De ondernemerswereld begint zich stilaan echt bewust te worden van het gevaar, ziet Preneel. Bij kritieke infrastructuur, zoals kerncentrales, is er altijd veel aandacht geweest voor veiligheid. Maar veel privébedrijven zitten nog met de mindset ‘het zal ons wel niet overkomen’. “Chemie- en oliebedrijven hebben veel van hun processen geautomatiseerd”, zegt Preneel. “Maar studies hebben al aangetoond dat die bedrijven gemiddeld te weinig besteden aan cyberveiligheid.” 

Omdat de risico’s nog laag zijn en de winst mogelijk torenhoog hebben veel criminele organisaties zich op het cyberdomein toegelegd. Hackers zijn zich volgens Preneel almaar meer gaan specialiseren. Sommige organisaties zoeken naar zwakheden in de systemen van bedrijven. Andere maken dan weer tools om via die zwakke punten in de IT-infrastructuur binnen te dringen. 

“Die organisaties bieden dan hun diensten aan op het darkweb of via andere kanalen”, zegt Preneel. “Eigenlijk is er een nieuw crimineel ecosysteem ontstaan, waarbij organisaties zich dus op verschillende aspecten toeleggen. Op die manier is het mogelijk geworden om heel complexe aanvallen uit te voeren.” 

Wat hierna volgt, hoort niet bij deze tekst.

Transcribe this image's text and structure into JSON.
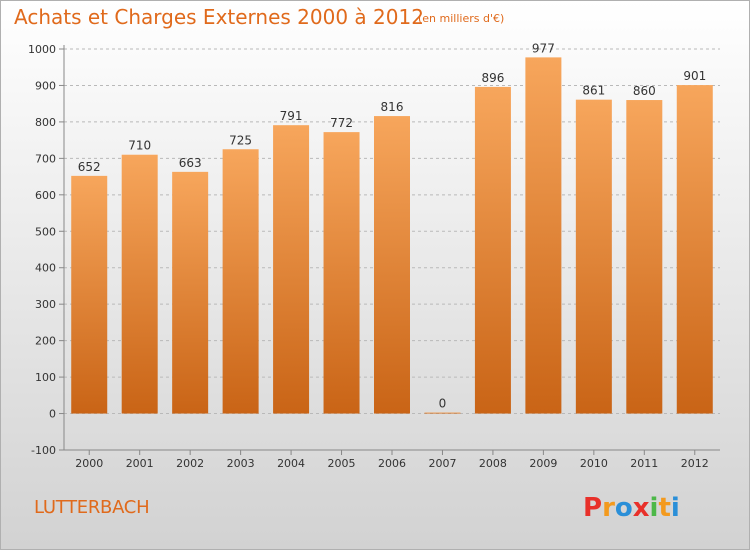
{
  "header": {
    "title": "Achats et Charges Externes 2000 à 2012",
    "unit": "(en milliers d'€)"
  },
  "footer": {
    "location": "LUTTERBACH",
    "logo_text": "Proxiti"
  },
  "colors": {
    "title": "#e06a1c",
    "bar_top": "#f7a65c",
    "bar_bottom": "#c96416",
    "grid": "#b9b9b9"
  },
  "chart_data": {
    "type": "bar",
    "title": "Achats et Charges Externes 2000 à 2012",
    "subtitle": "(en milliers d'€)",
    "xlabel": "",
    "ylabel": "",
    "categories": [
      "2000",
      "2001",
      "2002",
      "2003",
      "2004",
      "2005",
      "2006",
      "2007",
      "2008",
      "2009",
      "2010",
      "2011",
      "2012"
    ],
    "values": [
      652,
      710,
      663,
      725,
      791,
      772,
      816,
      0,
      896,
      977,
      861,
      860,
      901
    ],
    "ylim": [
      -100,
      1000
    ],
    "yticks": [
      -100,
      0,
      100,
      200,
      300,
      400,
      500,
      600,
      700,
      800,
      900,
      1000
    ],
    "grid": true,
    "legend": "none"
  }
}
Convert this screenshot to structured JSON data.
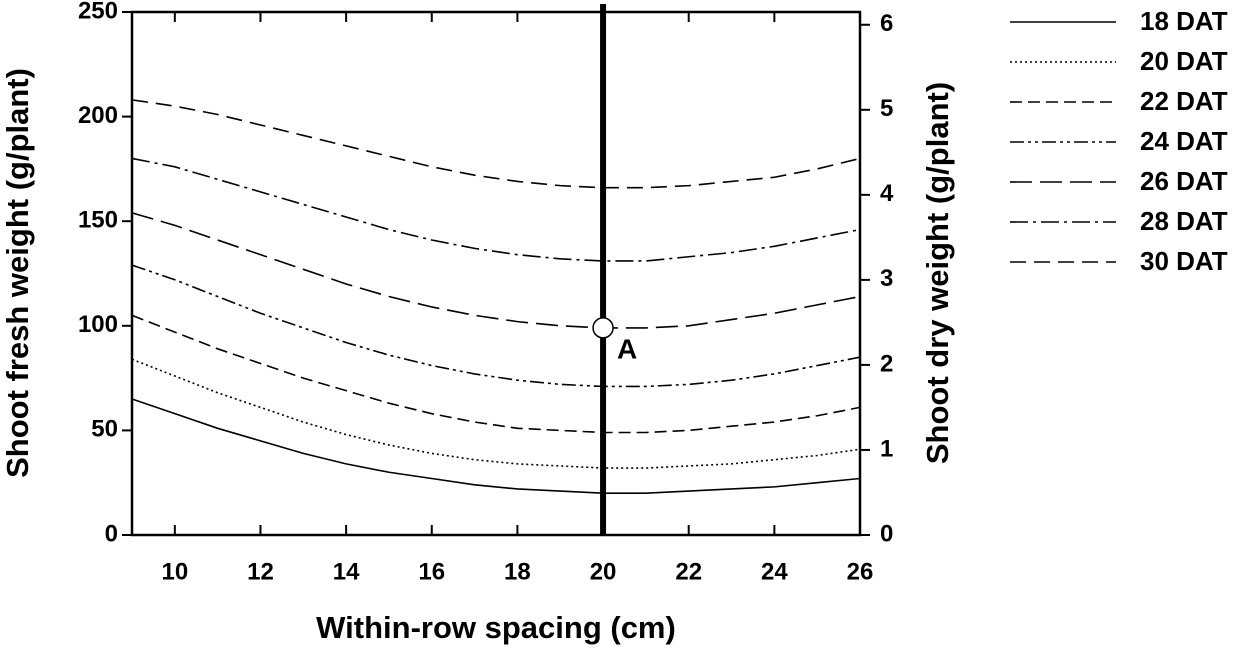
{
  "chart_data": {
    "type": "line",
    "x_label": "Within-row spacing (cm)",
    "y_label": "Shoot fresh weight (g/plant)",
    "y2_label": "Shoot dry weight (g/plant)",
    "x": [
      9,
      10,
      11,
      12,
      13,
      14,
      15,
      16,
      17,
      18,
      19,
      20,
      21,
      22,
      23,
      24,
      25,
      26
    ],
    "xlim": [
      9,
      26
    ],
    "xticks": [
      10,
      12,
      14,
      16,
      18,
      20,
      22,
      24,
      26
    ],
    "ylim": [
      0,
      250
    ],
    "yticks": [
      0,
      50,
      100,
      150,
      200,
      250
    ],
    "y2lim": [
      0,
      6.15
    ],
    "y2ticks": [
      0,
      1,
      2,
      3,
      4,
      5,
      6
    ],
    "vline": 20,
    "point": {
      "x": 20,
      "y": 99,
      "label": "A"
    },
    "series": [
      {
        "name": "18 DAT",
        "color": "#000000",
        "dash": "none",
        "values": [
          65,
          58,
          51,
          45,
          39,
          34,
          30,
          27,
          24,
          22,
          21,
          20,
          20,
          21,
          22,
          23,
          25,
          27
        ]
      },
      {
        "name": "20 DAT",
        "color": "#000000",
        "dash": "2,3",
        "values": [
          84,
          76,
          68,
          61,
          54,
          48,
          43,
          39,
          36,
          34,
          33,
          32,
          32,
          33,
          34,
          36,
          38,
          41
        ]
      },
      {
        "name": "22 DAT",
        "color": "#000000",
        "dash": "12,6",
        "values": [
          105,
          97,
          89,
          82,
          75,
          69,
          63,
          58,
          54,
          51,
          50,
          49,
          49,
          50,
          52,
          54,
          57,
          61
        ]
      },
      {
        "name": "24 DAT",
        "color": "#000000",
        "dash": "14,4,3,4,3,4",
        "values": [
          129,
          122,
          114,
          106,
          99,
          92,
          86,
          81,
          77,
          74,
          72,
          71,
          71,
          72,
          74,
          77,
          81,
          85
        ]
      },
      {
        "name": "26 DAT",
        "color": "#000000",
        "dash": "22,8",
        "values": [
          154,
          148,
          141,
          134,
          127,
          120,
          114,
          109,
          105,
          102,
          100,
          99,
          99,
          100,
          103,
          106,
          110,
          114
        ]
      },
      {
        "name": "28 DAT",
        "color": "#000000",
        "dash": "18,5,3,5",
        "values": [
          180,
          176,
          170,
          164,
          158,
          152,
          146,
          141,
          137,
          134,
          132,
          131,
          131,
          133,
          135,
          138,
          142,
          146
        ]
      },
      {
        "name": "30 DAT",
        "color": "#000000",
        "dash": "16,8",
        "values": [
          208,
          205,
          201,
          196,
          191,
          186,
          181,
          176,
          172,
          169,
          167,
          166,
          166,
          167,
          169,
          171,
          175,
          180
        ]
      }
    ]
  }
}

Een beruchte groep die online haar hackingdiensten aanbiedt, is BlackCat. Het Duitse cyberveiligheidsagentschap BSI gelooft dat die groep achter de aanval op Oiltanking zit. De Duitse krant Handelsblatt kreeg een intern rapport te zien waarin dat staat. 

Ransomware 

BlackCat - met een zwarte kat als herkenningsteken - heeft met aanvallen met ransomware een zakenmodel uitgebouwd. De groep biedt aanvallen met gijzelsoftware aan als een dienst, waarop investeerders  kunnen intekenen. Vervolgens dringen de hackers binnen in de computersystemen van een bedrijf. Als het bedrijf uiteindelijk losgeld betaalt om de systemen ‘vrij te laten’, verdelen de hackers de winst. 

Tachtig tot 90 procent van het losgeld zouden de hackers uiteindelijk naar hun partners doorsluizen, zo blijkt uit een onderzoek van Unit 42, een platform dat cyberdreiging analyseert. De betalingen van het losgeld gebeuren met de cryptomunten bitcoin en monero. “Die betalingen kun je dan niet meer tegenhouden”, zegt Preneel. “BlackCat is ondertussen wel bekend. Maar er zijn nog spelers die ransomwarediensten aanbieden.” 

Achter de daders aan gaan is in ons land moeilijk, omdat politiediensten nog altijd te weinig computerspeurders hebben. “Anderzijds zet Europol er wel steeds meer op in”, zegt Preneel. “Uiteindelijk heb je meer internationale samenwerking nodig om deze bendes te bestrijden.” 

Het parket van Antwerpen bekijkt alvast of het met Duitse speurders kan samenwerken om deze zaak op te lossen. “We zijn samen met de Computer Crime Unit van de federale politie een onderzoek gestart”, zegt parketwoordvoerder Kristof Aerts. “Verder kan ik er geen commentaar over geven.”